Using Pyspark to perform the ETL process on a dataset, connect to an AWS RDS instance, and load the transformed data into pgAdmin

Primary LanguageJupyter Notebook

Amazon_Vine_Analysis

Analysis Overview

The purpose of this project is to use Pyspark to perform the ETL process on Amazon reviews written by members of the Amazon Vine program. Once the data is extracted and transformed, an AWS RDS instance was connected so the transformed data could be transferred into pgAdmin. Lastly, Pyspark was used again to determine if there is any bias toward favorable reviews from Vine members in the dataset. The link to the dataset is provided below.

https://s3.amazonaws.com/amazon-reviews-pds/tsv/amazon_reviews_us_Video_Games_v1_00.tsv.gz

Results

Based on the DataFrames that were generated from the dataset, there were several questions that needed to be answered.

  • How many Vine reviews and non-Vine reviews were there?

Vine Reviews


Vine Count


The images for the Vine member reviews DataFrame and the count are displayed above showing a count of 94.

non-Vine Reviews


non-Vine Count


The images for the non-Vine member reviews DataFrame and the count are displayed above showing a count of 40471.

  • How many Vine reviews were 5 stars? How many non-Vine reviews were 5 stars?

Vine 5-star Reviews


non-Vine 5-star Reviews


As seen in the images above, there were 48 5-star reviews by Vine members and 15663 non-Vine member reviews.

  • What percentage of Vine reviews were 5 stars? What percentage of non-Vine reviews were 5 stars?
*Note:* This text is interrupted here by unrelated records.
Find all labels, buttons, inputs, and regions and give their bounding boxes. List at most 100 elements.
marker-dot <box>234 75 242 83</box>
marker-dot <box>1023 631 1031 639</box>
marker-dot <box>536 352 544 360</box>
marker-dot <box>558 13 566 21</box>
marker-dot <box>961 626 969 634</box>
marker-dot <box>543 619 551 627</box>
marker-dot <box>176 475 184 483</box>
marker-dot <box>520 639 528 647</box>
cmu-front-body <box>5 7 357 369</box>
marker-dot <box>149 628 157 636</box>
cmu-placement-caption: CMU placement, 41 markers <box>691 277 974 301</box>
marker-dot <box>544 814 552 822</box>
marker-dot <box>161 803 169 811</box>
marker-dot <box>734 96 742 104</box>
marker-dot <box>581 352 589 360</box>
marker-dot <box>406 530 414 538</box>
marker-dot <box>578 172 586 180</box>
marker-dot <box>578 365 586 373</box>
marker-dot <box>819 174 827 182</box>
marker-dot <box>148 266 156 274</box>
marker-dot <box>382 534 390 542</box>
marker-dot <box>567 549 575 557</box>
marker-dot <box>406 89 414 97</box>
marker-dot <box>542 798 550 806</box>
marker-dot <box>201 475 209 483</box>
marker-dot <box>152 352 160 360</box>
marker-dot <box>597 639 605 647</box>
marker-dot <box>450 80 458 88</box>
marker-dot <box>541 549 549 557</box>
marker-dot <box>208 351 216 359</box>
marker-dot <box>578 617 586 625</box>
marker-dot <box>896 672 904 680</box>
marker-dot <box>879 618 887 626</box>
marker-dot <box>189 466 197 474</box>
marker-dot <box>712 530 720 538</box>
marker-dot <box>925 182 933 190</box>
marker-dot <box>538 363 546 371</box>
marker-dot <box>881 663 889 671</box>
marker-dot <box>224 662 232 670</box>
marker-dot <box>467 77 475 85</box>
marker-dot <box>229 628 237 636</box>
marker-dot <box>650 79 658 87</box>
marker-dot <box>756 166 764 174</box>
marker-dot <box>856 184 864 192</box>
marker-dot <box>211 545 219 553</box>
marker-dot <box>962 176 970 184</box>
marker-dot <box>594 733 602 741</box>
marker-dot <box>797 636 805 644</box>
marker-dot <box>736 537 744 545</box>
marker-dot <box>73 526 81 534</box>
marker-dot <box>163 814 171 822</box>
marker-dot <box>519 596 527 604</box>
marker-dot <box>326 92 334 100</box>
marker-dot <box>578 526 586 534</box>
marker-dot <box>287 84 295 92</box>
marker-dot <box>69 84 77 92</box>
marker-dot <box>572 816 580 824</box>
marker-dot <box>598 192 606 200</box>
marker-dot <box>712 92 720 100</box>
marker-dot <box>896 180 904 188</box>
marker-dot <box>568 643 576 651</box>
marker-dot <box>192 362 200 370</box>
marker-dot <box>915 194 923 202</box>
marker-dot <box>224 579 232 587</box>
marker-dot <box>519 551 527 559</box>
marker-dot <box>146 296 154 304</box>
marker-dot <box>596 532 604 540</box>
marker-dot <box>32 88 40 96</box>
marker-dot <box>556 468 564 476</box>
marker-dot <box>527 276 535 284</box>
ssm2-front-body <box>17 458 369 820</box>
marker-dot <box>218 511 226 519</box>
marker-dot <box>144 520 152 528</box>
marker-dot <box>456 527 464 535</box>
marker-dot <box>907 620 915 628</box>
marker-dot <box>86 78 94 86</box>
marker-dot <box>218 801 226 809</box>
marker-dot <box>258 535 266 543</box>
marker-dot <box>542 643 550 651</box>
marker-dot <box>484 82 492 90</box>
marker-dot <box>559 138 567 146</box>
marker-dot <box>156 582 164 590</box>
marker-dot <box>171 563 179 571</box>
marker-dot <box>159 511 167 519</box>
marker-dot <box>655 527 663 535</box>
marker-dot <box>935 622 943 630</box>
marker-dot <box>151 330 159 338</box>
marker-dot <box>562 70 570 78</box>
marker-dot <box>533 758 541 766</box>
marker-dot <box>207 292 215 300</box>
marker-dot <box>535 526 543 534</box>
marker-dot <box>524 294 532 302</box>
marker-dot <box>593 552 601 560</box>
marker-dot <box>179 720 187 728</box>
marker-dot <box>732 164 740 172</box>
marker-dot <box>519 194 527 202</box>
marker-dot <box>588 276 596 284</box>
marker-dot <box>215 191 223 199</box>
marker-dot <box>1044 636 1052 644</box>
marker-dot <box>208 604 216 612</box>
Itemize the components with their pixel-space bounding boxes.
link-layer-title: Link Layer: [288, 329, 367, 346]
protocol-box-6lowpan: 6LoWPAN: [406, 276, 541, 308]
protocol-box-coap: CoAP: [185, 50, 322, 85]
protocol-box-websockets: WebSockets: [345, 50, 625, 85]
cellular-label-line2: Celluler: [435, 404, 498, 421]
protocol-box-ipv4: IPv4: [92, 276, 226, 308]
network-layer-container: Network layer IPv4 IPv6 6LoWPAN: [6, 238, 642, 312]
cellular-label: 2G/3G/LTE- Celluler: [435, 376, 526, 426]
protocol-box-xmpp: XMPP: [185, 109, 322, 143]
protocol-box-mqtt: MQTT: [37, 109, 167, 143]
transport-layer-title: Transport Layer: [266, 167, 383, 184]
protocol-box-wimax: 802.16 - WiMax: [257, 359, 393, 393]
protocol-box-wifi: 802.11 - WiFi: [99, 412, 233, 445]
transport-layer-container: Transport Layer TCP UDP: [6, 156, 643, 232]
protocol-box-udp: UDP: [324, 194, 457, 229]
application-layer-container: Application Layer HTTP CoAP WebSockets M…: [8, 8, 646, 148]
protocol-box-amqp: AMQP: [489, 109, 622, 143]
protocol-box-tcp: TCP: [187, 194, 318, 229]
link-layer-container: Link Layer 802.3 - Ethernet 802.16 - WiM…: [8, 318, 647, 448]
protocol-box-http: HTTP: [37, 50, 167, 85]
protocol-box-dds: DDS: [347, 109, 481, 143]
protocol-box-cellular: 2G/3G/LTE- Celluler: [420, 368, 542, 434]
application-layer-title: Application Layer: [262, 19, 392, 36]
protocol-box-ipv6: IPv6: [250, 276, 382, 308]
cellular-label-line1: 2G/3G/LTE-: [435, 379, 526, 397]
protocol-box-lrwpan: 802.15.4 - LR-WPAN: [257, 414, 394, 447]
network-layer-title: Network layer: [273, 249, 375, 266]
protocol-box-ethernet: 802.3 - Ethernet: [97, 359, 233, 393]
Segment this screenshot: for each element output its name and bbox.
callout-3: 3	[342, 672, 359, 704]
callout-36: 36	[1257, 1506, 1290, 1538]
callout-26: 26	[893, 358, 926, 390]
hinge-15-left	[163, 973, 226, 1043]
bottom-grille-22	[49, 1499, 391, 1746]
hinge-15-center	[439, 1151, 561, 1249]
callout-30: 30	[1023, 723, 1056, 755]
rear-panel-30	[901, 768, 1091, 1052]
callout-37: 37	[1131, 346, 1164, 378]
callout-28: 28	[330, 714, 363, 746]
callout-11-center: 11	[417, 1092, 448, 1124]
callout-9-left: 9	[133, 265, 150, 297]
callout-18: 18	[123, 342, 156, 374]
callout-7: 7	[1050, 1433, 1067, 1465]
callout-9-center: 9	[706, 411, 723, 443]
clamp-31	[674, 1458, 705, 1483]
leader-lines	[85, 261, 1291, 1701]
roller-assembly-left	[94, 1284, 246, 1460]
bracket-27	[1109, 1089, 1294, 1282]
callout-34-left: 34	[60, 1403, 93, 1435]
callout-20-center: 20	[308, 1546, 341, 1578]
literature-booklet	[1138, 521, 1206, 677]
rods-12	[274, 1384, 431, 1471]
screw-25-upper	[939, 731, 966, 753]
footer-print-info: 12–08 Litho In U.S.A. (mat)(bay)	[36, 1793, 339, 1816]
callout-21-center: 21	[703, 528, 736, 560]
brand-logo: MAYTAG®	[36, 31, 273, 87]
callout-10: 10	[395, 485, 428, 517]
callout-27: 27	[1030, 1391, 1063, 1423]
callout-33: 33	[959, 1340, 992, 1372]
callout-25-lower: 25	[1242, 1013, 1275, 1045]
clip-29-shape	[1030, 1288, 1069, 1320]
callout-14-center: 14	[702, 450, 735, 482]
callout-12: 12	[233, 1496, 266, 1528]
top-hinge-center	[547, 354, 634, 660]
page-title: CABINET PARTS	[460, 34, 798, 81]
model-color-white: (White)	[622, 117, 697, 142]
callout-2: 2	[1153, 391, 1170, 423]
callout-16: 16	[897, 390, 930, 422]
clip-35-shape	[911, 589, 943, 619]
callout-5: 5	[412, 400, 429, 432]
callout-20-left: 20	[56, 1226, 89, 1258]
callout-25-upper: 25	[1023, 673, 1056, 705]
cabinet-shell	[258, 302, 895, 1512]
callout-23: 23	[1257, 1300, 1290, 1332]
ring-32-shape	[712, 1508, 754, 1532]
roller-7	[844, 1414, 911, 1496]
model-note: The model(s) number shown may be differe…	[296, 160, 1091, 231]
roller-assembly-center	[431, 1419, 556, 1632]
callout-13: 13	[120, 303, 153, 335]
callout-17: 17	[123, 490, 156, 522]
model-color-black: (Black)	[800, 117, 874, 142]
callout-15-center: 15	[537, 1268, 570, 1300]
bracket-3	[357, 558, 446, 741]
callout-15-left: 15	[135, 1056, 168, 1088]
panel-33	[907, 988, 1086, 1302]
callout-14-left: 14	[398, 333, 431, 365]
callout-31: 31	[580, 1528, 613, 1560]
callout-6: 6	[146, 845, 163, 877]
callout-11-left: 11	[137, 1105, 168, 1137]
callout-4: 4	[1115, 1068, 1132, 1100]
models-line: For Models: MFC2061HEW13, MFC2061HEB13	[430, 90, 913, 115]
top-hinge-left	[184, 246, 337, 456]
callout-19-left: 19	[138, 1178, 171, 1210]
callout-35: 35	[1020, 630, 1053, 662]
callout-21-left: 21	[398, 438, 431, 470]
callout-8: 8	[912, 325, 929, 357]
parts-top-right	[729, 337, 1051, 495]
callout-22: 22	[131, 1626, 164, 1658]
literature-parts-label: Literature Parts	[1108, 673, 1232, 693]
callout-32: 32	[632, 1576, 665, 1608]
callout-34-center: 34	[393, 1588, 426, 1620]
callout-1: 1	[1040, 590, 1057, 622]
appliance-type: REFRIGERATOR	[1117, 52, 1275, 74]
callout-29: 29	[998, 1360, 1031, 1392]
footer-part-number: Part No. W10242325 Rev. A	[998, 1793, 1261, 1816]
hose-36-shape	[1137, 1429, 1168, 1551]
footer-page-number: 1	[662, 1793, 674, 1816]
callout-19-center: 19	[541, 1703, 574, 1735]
Percent Vine 5-star Reviews


Percent non-Vine 5-star Reviews


As seen in the images above, about 51.1% of Vine member reviews were 5-stars and about 38.7% of non-Vine member reviews were 5-stars.

Summary

Based on the DataFrames and results that were generated, it seems that there is some positivity bias in the Vine program. This statement can be made on the fact that there was a higher percentage of 5-star reviews made by the Vine members versus the non-Vine members. One additional analysis that could be done here to further support this statement is to account for all votes instead of only using data rows where the helpful votes divided by total votes was greater than 50%. Even though not every vote was considered 'helpful', it would account for every single vote, and the difference in those numbers compared to the numbers obtained in this analysis would say something more about the bias.